Les Islandais sont peu nombreux à se rendre encore au bureau. Choix leur ont été donné de travailler de chez eux ou de continuer à se rendre sur leur lieu de travail, mais les Islandais se confinent d’eux-mêmes, et trouver des personnes motivées pour partager ne serait-ce qu’un apéritif à la maison tient du miracle. La distance de sécurité recommandée n’est pas d’un mètre mais de deux. La population respecte cette règle simple dans les lieux publics, dans les files d’attente de magasins notamment. Cette mesure barrière est encouragée par la disponibilité de gants en plastique et de gel hydroalcoolique librement mis à disposition à l’entrée de chaque boutique.
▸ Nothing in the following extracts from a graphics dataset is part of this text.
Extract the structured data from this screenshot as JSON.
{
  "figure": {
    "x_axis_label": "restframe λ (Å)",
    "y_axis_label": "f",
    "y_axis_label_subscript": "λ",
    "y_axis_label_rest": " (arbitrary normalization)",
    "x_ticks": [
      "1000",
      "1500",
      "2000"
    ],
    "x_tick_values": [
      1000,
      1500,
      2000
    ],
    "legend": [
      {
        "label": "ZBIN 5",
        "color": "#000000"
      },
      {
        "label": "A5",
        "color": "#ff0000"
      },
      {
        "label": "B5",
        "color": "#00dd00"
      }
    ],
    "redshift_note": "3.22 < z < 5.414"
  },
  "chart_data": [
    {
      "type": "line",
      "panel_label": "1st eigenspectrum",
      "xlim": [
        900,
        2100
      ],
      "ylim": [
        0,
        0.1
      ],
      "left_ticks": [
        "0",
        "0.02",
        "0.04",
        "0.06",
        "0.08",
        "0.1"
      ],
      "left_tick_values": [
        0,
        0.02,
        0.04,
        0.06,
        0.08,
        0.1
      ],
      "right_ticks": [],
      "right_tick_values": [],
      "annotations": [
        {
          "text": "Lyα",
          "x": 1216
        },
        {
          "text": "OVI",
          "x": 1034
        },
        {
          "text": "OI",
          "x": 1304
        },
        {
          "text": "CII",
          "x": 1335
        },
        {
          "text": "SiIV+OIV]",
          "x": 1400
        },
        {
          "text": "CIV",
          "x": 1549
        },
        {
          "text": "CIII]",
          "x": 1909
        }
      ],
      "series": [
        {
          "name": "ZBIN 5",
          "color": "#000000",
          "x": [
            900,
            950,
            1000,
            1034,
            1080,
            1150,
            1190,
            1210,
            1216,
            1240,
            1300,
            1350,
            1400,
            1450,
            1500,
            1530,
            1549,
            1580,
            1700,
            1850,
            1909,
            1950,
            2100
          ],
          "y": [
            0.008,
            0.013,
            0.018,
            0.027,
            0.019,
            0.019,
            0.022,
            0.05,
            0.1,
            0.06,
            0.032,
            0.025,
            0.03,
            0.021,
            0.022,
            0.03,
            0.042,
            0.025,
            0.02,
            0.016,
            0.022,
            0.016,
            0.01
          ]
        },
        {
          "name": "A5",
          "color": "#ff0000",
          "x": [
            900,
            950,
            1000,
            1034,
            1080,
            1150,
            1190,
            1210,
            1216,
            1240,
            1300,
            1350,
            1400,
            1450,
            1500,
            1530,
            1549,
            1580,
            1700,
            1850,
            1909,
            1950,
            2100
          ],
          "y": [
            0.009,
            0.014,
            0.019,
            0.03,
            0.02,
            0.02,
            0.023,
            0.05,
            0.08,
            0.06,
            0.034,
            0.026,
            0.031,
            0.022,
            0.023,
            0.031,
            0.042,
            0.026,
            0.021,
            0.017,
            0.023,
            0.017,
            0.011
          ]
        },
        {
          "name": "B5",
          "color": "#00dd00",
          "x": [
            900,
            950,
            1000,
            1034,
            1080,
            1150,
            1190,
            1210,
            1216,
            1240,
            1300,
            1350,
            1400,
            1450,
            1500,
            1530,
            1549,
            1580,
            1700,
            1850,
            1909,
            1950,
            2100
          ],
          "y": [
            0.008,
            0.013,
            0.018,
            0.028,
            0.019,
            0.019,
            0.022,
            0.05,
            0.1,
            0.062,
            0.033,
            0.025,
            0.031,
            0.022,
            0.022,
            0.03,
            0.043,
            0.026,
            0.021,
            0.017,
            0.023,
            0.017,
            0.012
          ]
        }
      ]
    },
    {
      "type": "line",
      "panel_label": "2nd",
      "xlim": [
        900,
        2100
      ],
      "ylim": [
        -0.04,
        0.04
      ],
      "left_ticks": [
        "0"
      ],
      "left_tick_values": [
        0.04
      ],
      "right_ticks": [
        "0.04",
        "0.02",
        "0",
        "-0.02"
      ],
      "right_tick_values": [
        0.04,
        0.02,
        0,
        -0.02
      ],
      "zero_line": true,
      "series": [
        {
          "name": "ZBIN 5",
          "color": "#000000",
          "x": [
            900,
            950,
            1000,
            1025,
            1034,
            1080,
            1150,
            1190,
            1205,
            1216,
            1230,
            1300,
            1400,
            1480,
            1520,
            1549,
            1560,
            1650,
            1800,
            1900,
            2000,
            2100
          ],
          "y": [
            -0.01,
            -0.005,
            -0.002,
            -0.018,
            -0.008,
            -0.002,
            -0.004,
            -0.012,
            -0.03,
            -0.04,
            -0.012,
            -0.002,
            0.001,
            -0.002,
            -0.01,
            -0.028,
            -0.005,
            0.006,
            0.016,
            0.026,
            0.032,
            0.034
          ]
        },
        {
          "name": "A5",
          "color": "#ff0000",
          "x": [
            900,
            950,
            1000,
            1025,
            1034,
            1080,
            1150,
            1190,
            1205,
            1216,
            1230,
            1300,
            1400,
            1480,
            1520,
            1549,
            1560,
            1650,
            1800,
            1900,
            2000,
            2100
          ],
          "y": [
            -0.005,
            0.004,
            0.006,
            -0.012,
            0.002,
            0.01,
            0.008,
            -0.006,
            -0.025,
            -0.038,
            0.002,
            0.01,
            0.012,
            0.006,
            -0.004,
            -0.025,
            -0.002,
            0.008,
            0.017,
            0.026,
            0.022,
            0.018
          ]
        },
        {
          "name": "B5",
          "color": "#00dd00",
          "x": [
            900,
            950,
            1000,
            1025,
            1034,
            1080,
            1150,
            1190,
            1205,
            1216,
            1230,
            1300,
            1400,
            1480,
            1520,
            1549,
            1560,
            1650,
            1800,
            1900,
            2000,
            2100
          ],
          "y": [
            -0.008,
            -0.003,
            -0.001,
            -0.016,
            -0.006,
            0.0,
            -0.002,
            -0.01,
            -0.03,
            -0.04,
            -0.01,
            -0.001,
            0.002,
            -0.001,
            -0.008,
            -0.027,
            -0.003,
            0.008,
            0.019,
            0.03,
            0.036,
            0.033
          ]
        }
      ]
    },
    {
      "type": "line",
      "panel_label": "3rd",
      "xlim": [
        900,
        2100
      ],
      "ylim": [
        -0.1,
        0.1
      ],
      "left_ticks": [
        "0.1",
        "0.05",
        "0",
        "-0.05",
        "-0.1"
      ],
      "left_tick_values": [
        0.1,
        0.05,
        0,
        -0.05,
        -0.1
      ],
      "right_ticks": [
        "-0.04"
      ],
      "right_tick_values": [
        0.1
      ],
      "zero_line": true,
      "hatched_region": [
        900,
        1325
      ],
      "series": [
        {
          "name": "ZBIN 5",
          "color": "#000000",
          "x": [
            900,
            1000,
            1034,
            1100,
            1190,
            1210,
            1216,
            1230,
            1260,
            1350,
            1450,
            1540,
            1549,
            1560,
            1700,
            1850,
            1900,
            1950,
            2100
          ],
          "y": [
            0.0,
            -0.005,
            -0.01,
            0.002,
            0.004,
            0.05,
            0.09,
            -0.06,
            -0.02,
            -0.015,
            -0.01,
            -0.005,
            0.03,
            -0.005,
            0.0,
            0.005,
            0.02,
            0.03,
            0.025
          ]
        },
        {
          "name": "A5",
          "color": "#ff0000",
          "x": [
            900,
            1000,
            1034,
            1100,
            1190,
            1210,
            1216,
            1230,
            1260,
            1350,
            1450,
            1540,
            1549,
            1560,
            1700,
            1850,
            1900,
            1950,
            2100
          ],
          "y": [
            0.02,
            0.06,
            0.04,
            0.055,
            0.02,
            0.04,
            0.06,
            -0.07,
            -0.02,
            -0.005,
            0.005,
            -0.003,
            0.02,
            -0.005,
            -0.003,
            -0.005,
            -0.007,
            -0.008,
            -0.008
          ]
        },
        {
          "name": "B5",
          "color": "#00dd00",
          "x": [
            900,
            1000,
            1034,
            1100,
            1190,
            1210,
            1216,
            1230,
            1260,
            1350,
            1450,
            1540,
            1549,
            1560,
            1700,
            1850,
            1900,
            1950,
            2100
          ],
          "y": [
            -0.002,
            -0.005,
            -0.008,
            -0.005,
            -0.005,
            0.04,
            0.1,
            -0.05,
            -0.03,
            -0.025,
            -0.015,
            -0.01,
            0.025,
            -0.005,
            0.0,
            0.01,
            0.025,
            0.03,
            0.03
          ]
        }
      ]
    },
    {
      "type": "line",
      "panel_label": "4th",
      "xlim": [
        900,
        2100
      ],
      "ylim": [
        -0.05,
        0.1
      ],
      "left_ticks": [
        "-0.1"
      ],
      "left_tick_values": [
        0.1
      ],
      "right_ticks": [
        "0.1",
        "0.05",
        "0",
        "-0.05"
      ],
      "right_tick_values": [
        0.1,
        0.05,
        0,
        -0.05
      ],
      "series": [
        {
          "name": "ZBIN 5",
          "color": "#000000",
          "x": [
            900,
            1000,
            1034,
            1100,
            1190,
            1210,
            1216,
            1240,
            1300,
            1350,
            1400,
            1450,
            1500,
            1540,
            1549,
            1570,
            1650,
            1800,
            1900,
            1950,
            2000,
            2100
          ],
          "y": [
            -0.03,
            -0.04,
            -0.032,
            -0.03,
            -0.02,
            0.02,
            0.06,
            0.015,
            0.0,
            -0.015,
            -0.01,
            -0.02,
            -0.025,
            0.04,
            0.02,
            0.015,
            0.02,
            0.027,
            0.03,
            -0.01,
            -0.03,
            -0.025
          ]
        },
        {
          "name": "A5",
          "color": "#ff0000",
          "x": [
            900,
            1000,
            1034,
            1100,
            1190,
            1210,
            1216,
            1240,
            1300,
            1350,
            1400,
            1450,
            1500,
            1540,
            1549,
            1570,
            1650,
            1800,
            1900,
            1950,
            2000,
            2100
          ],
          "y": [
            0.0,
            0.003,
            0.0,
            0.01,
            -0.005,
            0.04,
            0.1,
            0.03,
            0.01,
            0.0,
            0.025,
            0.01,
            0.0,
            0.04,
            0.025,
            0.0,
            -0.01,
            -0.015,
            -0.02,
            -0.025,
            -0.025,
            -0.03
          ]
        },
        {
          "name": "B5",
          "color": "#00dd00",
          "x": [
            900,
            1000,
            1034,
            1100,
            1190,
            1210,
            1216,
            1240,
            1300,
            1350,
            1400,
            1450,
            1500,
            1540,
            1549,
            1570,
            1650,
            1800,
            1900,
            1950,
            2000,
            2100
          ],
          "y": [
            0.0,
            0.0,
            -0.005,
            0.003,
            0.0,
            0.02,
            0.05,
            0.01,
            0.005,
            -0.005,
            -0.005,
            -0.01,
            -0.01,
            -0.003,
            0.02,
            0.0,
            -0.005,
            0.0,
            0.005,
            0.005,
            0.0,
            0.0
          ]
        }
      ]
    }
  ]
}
Dans certaines grandes surfaces, un vigile vous rappelle à l’ordre : il faut se laver les mains avant et après l’entrée dans le magasin, si vous ne choisissez pas de porter des gants. Simple, clair, possible.
A partir du 4 mai, les mesures de restrictions seront graduellement levées, ont annoncé Katrín Jakobsdóttir, Premier ministre, la ministre de la Santé Svandís Svavarsdóttir et le ministre de la Justice, dans leur dernière conférence de presse commune tenue le 14 avril. Sur la base des conseils de l’épidémiologiste en chef, les écoles primaires et les crèches seront ainsi autorisées à reprendre la marche normale de leur activité. Lycées et universités seront soumis à plus de limitation. Les rassemblements, aujourd’hui limités à 20 personnes, pourront compter jusqu’à 50 personnes. Le 4 mai toujours, les salons de coiffure ou de beauté, les dentistes reprendront leurs activités. Les Islandais seront contents, ils reprendront la marche industrieuse de leur existence. Mais le printemps, lui, n’arrivera toujours pas.